Tuesday 15 June 2010

Bee World.










Today we've been back in the hive and there is much to report. Aphrodite and the girls have been so busy! We have eight frames of honey in the top super, predominantly from the rapeseed fields that surround us. Interestingly, our bees fly up and out of the hive and then head off down the valley. It is wild bumblebees that are drinking the nectar from our flowers. The cat mint vibrates as you walk past and is covered in a shroud of variously coloured bumble bees emmitting a soft buzz. Beneath the queen-excluder we found Aphrodite, she looked radiant and was being nurtured by the nurse bees. The comb is full of brood which will hatch just in time to forage for the blackberry-flower blossom which fills the woods. Our second honey crop should be darker & sweeter than the pale spring crop from the rapeseed. We will be phoning Engelbert with our 'rookie's report'.

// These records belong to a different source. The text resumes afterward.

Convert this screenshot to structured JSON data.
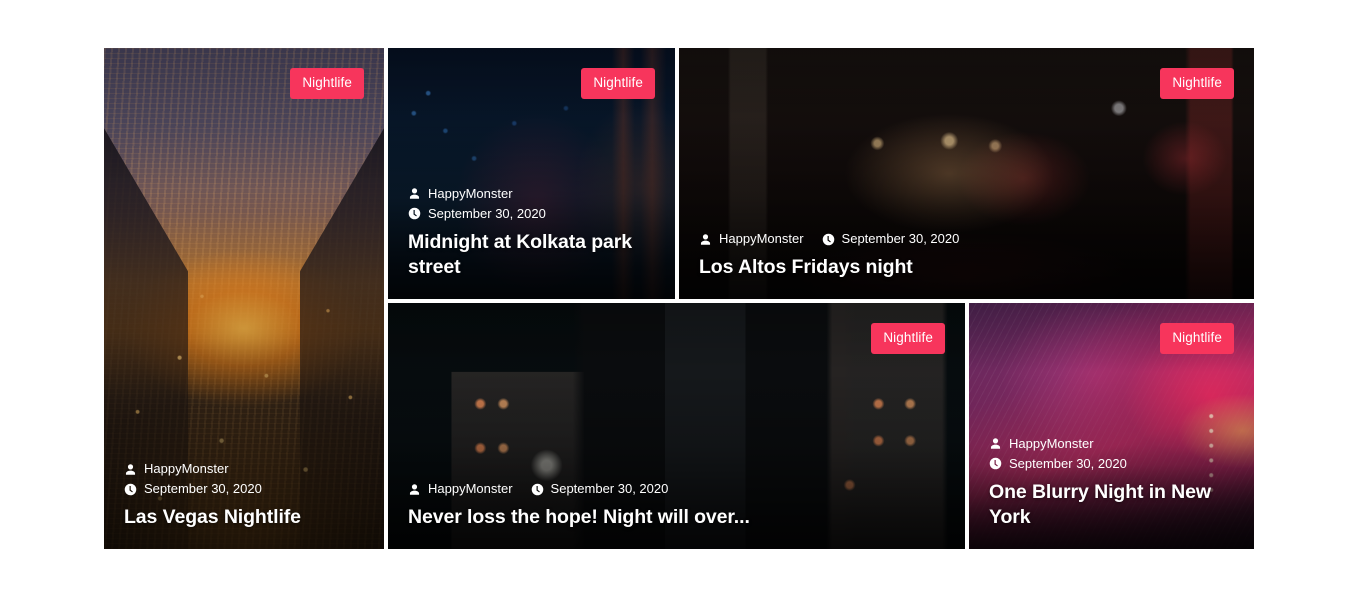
{
  "layout": {
    "kind": "blog-post-masonry-grid",
    "accent_color": "#f7355c",
    "text_color": "#ffffff",
    "page_background": "#ffffff"
  },
  "icons": {
    "author": "user-icon",
    "date": "clock-icon"
  },
  "cards": [
    {
      "id": "las-vegas-nightlife",
      "badge": "Nightlife",
      "author": "HappyMonster",
      "date": "September 30, 2020",
      "title": "Las Vegas Nightlife",
      "meta_layout": "stacked",
      "image_alt": "canal at sunset lined with golden street lights"
    },
    {
      "id": "midnight-at-kolkata-park-street",
      "badge": "Nightlife",
      "author": "HappyMonster",
      "date": "September 30, 2020",
      "title": "Midnight at Kolkata park street",
      "meta_layout": "stacked",
      "image_alt": "dark blue city street at midnight"
    },
    {
      "id": "los-altos-fridays-night",
      "badge": "Nightlife",
      "author": "HappyMonster",
      "date": "September 30, 2020",
      "title": "Los Altos Fridays night",
      "meta_layout": "inline",
      "image_alt": "crowded bar terrace at night lit by warm lamps"
    },
    {
      "id": "never-loss-the-hope",
      "badge": "Nightlife",
      "author": "HappyMonster",
      "date": "September 30, 2020",
      "title": "Never loss the hope! Night will over...",
      "meta_layout": "inline",
      "image_alt": "person in a leather jacket in front of night buildings"
    },
    {
      "id": "one-blurry-night-in-new-york",
      "badge": "Nightlife",
      "author": "HappyMonster",
      "date": "September 30, 2020",
      "title": "One Blurry Night in New York",
      "meta_layout": "stacked",
      "image_alt": "magenta and purple blurred concert lights"
    }
  ]
}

The bees allowed us to strim the cow-parsley infront of the hive today, revealing the roses 'snowgoose' and 'rambling rosie' in all their glory. Some shoots have been tied into the balcony to create a frame of roses. The others have been left free to cascade down the bank, around the baby pear tree, in wild abandon. Deep in the undergrowth we found a couple of frogs & a slow-worm tightly coiled against the mechanical whirr of the strimmer. We gently lifted him and placed him in the shade by the stream. Tonight we hope that he will dine on a feast of slugs & snails under the canopy of hostas.